Un espoir toujours présent malgré des conditions de détention difficile

En août 2010, un membre du KMU a pu rendre visite à Vincent Borja. Selon son rapport, malgré des conditions de détentions très difficiles, sa santé n’est pas menacée. Surtout, il existe une véritable solidarité entre les détenus, pour la plupart également victimes de répression syndicale. Vincent Borja ne perd pas espoir et encourage au contraire toutes les personnes et les organisations qui le soutiennent à continuer leur combat : “Il est indispensable de continuer à organiser la lutte des travailleurs, des paysans et des autres secteurs concernés par la répression gouvernementale. J’exhorte le nouveau président Aquino à libérer tous les prisonniers politiques et à rendre justice à toutes les victimes d’exécutions extrajudiciaires et de disparitions forcées ». Il nous rappelle également que la solidarité constitue le moteur de la lutte : « Aux personnes actrices des mobilisations internationales qui m’ont aidé et soutenu dans mon combat,  j’exprime ma profonde gratitude et je les remercie du fond du cœur. Ce soutien me permet de garder le moral en prison et nourrit mon désir de lutter ». Le KMU a produit un film documentaire sur le combat de Vincent Borja, qui contient plusieurs interviews de membres de sa famille et de co-détenus.

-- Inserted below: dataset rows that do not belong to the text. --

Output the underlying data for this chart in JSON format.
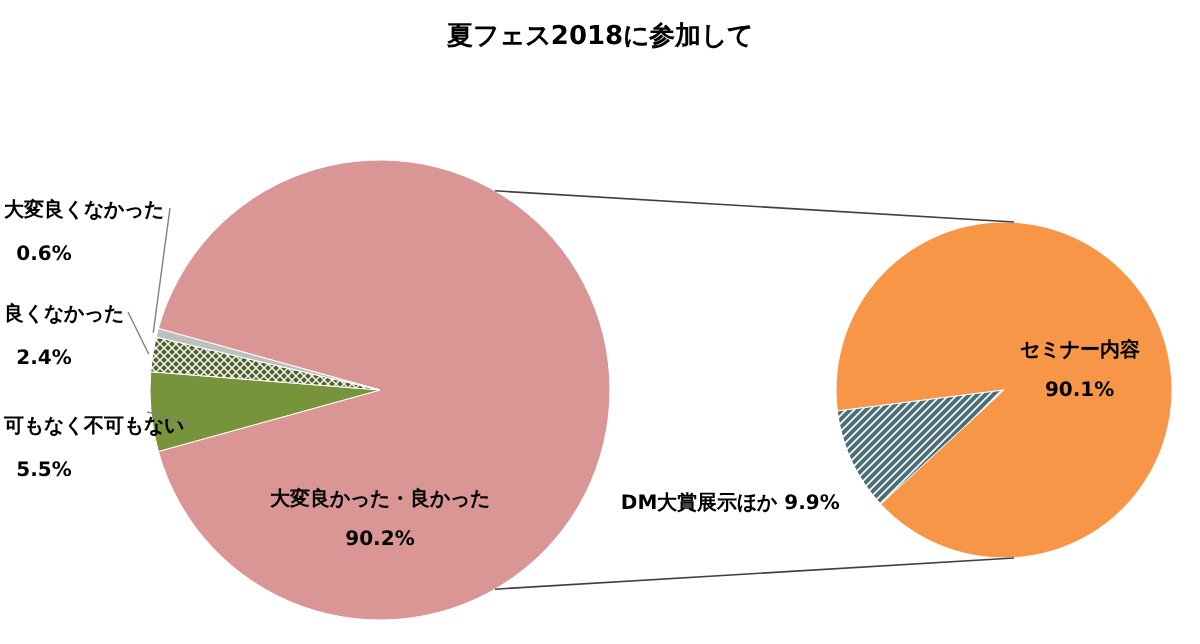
{
  "chart_data": [
    {
      "type": "pie",
      "title": "夏フェス2018に参加して",
      "categories": [
        "大変良かった・良かった",
        "可もなく不可もない",
        "良くなかった",
        "大変良くなかった"
      ],
      "values": [
        90.2,
        5.5,
        2.4,
        0.6
      ],
      "value_labels": [
        "90.2%",
        "5.5%",
        "2.4%",
        "0.6%"
      ],
      "colors": [
        "#d99694",
        "#77933c",
        "#4f6228",
        "#bfbfbf"
      ]
    },
    {
      "type": "pie",
      "categories": [
        "セミナー内容",
        "DM大賞展示ほか"
      ],
      "values": [
        90.1,
        9.9
      ],
      "value_labels": [
        "90.1%",
        "9.9%"
      ],
      "colors": [
        "#f79646",
        "#4b6e78"
      ]
    }
  ]
}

Demande de libération sous caution rejetée, stratégie de défense adaptée

Le 6 septembre 2010, Tess Dioquino et Remegio Saladero, respectivement représentante du KMU et  «avocat du peuple » emprisonné puis libéré suite à une campagne lancée par Peuples Solidaires en novembre 2009 (Appel Urgent n° 332 « Philippines: Libérez l’avocat du peuple »), se sont rendus à Tacloban pour assister à l’audience sur la demande de libération sous caution de Vincent Borja. Plusieurs responsables syndicaux et d’organisations de défense des droits des travailleurs étaient également présents.

L’audience a été très rapide. Le juge a refusé pour la deuxième fois de prendre une décision pour les mêmes raisons que la fois précédente : le témoin de l’accusation doit avant tout être entendu.

Devant un tel désaveu, Vincent Borja, a décidé d’abandonner sa demande de libération sous caution, et de se concentrer sur sa défense. Vincent Borja est accusé de meurtre devant la justice. On lui impute l’assassinat du militaire Marianito Calibo, commis le 8 juillet 2006. Le procès sur cet assassinat nécessitera probablement encore la tenue de deux voire trois audiences, et sera d’autant plus ardu qu’il devra organiser sa défense depuis sa cellule. Mais celui-ci est prêt à s’y soumettre, afin de faire enfin reconnaître son innocence dans le crime dont on l’accuse.

La prochaine audience est fixée au 13 octobre, date à laquelle ses avocats devront déjà avoir déposé une motion de rejet des charges formulées à son encontre. Ils se fonderont sur le manque évident d’intérêt porté au cas par un témoin maintes fois appelé à la barre et jamais apparu. La mobilisation internationale, soutenue par Peuples Solidaires, devra d’ici là être maintenue et renforcée.




[1] Le Kilusang Mayo Uno (KMU) est un Syndicat philippin de défense des droits des ouvriers et des paysans.